“What are we waiting for?” he asked, good humoredly, addressing the back of the stranger’s head.
The man turned, displaying a genial face, a red mustache, and an eye-glass.
“Hullo, Chilcote!” he said. “Hope it’s not on your feet I’m standing.”
Loder laughed. “No,” he said. “And don’t change the position. If you were an inch higher I should be blind as well as crippled.”
The other laughed. It was a pleasant surprise to find Chilcote amiable under discomfort. He looked round again in slight curiosity.
Loder felt the scrutiny. To create a diversion he looked out along the corridor. “I believe we are waiting for something,” he exclaimed. “What’s this?” Then quite abruptly be ceased to speak.
“Anything interesting?” Eve touched his arm.
He said nothing; he made no effort to look round. His thought as well as his speech was suddenly suspended.
The man in front of him let his eye-glass fall from his eye, then screwed it in again.
“Jove!” he exclaimed. “Here comes our sorceress. It’s like the progress of a fairy princess. I believe this is the meaning of our getting penned in here,” he chuckled delightedly.
Loder said nothing. He stared straight on over the other’s head.
Along the corridor, agreeably conscious of the hum of admiration she aroused, came Lillian Astrupp, surrounded by a little court. Her delicate face was lit up; her eyes shone under the faint gleam of her hair; her gown of gold embroidery swept round her gracefully. She was radiant and triumphant, but she was also excited. The excitement was evident in her laugh, in her gestures, in her eyes, as they turned quickly in one direction and then another.

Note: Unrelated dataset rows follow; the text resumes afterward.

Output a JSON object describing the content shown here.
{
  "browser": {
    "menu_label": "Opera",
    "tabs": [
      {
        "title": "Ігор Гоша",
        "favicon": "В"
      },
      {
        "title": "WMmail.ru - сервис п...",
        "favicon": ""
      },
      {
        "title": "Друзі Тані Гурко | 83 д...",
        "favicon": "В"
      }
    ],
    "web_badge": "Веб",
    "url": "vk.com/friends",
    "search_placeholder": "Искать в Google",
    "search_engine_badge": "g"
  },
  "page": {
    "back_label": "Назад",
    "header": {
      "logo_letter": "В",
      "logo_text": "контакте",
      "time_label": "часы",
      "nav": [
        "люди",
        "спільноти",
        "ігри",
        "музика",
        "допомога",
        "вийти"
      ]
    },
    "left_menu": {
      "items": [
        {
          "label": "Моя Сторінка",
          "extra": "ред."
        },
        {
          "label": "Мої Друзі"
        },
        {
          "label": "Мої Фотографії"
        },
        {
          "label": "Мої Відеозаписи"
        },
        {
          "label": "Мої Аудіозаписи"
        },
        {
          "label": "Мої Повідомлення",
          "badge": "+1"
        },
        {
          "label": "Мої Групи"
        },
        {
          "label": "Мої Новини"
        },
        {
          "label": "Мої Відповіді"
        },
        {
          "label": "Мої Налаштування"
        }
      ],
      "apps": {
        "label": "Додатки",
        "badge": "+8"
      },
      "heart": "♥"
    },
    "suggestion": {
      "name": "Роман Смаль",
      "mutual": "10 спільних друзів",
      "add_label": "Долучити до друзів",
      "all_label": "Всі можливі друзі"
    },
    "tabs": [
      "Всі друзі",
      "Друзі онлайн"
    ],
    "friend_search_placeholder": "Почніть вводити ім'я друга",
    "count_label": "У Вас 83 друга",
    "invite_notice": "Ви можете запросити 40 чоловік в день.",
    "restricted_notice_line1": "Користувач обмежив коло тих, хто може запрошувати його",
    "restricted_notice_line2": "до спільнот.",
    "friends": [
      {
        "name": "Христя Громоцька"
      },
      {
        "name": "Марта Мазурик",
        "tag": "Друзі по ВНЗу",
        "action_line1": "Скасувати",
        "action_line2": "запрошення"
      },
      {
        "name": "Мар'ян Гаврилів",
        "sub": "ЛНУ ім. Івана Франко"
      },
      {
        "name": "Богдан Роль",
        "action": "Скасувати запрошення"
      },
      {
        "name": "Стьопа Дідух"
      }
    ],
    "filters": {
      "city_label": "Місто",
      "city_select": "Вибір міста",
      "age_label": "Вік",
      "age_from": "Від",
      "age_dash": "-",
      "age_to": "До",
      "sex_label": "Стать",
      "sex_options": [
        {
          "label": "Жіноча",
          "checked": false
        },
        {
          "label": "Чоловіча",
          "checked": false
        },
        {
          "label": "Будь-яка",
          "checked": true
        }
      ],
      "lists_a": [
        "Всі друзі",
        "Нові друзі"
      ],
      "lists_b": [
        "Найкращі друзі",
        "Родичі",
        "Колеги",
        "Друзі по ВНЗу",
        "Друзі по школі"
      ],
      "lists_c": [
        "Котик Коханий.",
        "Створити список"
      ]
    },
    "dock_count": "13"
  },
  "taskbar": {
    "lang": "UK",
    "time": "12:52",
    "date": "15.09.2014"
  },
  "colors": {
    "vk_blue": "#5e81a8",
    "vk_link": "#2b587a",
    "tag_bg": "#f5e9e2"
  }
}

Loder, gazing in stupefaction over the other man’s head, saw it—felt and understood it with a mind that leaped back over a space of years. As in a shifting panorama he saw a night of disturbance and confusion in a far-off Italian valley—a confusion from which one face shone out with something of the pale, alluring radiance that filtered over the hillside from the crescent moon. It passed across his consciousness slowly but with a slow completeness; and in its light the incidents of the past hour stood out in a new aspect. The echo of recollection stirred by Lady Bramfell’s voice, the re-echo of it in the sister’s tones; his own blindness, his own egregious assurance—all struck across his mind.
Meanwhile the party about Lillian drew nearer. He felt with instinctive certainty that the supper-room was its destination, but he remained motionless, held by a species of fatalism. He watched her draw near with an unmoved face, but in the brief space that passed while she traversed the corridor he gauged to the full the hold that the new atmosphere, the new existence, had gained over his mind. With an unlooked-for rush of feeling he realized how dearly he would part with it.